Neuropathic joints - often called Charcot joints - are caused by loss of sensation in the joint so that it is severely damaged and disrupted because of trauma secondary to the loss of normally protective pain sensation. (1)
They occur in conditions such as tabes dorsalis, syringomyelia, leprosy and diabetes mellitus.
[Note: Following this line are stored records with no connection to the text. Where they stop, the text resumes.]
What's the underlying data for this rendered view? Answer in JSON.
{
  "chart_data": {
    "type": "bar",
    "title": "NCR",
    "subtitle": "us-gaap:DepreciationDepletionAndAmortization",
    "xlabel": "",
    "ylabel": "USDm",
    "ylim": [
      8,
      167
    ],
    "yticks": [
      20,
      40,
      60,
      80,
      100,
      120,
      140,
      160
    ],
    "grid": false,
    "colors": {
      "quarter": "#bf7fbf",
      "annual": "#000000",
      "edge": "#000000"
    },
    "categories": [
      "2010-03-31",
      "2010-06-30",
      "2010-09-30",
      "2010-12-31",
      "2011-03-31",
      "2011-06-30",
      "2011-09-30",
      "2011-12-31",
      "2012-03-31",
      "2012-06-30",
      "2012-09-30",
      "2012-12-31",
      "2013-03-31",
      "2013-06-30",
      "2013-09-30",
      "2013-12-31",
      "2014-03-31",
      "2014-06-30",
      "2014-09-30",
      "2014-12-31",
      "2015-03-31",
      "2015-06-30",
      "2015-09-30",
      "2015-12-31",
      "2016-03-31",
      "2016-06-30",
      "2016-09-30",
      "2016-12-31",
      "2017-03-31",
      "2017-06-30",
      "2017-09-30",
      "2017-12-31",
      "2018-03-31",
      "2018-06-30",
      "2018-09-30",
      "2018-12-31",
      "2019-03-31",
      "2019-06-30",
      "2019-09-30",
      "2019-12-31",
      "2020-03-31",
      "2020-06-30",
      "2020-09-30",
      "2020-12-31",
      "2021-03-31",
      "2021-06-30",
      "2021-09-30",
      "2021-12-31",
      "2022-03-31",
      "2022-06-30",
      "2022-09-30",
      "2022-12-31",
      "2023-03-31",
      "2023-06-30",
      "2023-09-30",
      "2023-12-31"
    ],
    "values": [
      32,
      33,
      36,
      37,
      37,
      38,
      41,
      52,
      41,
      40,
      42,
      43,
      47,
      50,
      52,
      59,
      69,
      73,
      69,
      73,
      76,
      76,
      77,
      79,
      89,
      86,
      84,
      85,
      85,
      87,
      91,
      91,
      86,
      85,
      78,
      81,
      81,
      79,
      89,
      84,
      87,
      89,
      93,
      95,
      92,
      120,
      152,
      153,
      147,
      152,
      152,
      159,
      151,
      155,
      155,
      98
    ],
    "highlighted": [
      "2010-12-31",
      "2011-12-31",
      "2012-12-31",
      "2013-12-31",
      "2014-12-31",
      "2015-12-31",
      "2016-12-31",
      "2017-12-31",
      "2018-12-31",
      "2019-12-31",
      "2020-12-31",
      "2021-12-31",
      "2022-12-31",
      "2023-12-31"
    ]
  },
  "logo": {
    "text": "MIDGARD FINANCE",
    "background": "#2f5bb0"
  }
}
The site of the Charcot joint depends on the localisation of pain loss:
- the ankles and knee joints are the most affected in tabes dorsalis
- in diabetes mellitus, the joints of the tarsus are affected
- the shoulder is involved in syringomyelia
- lower limb involvement occurs in cauda equina lesions
NICE say with respect to Charcot arthropathy and type 1 diabetes (2):
- suspect acute Charcot arthropathy if there is redness, warmth, swelling or deformity (in particular, when the skin is intact), especially in the presence of peripheral neuropathy or renal failure. Think about acute Charcot arthropathy even when deformity is not present or pain is not reported
- to confirm the diagnosis of acute Charcot arthropathy, refer the person within 1 working day to the multidisciplinary foot care service for triage within 1 further working day. Offer non-weight-bearing treatment until definitive treatment can be started by the multidisciplinary foot care service
Reference
- Varma AK; Charcot neuroarthropathy of the foot and ankle: a review. J Foot Ankle Surg. 2013 Nov-Dec;52(6):740-9
- NICE. Diabetic foot problems: prevention and management. NICE guideline NG19. Published August 2015, last updated October 2019.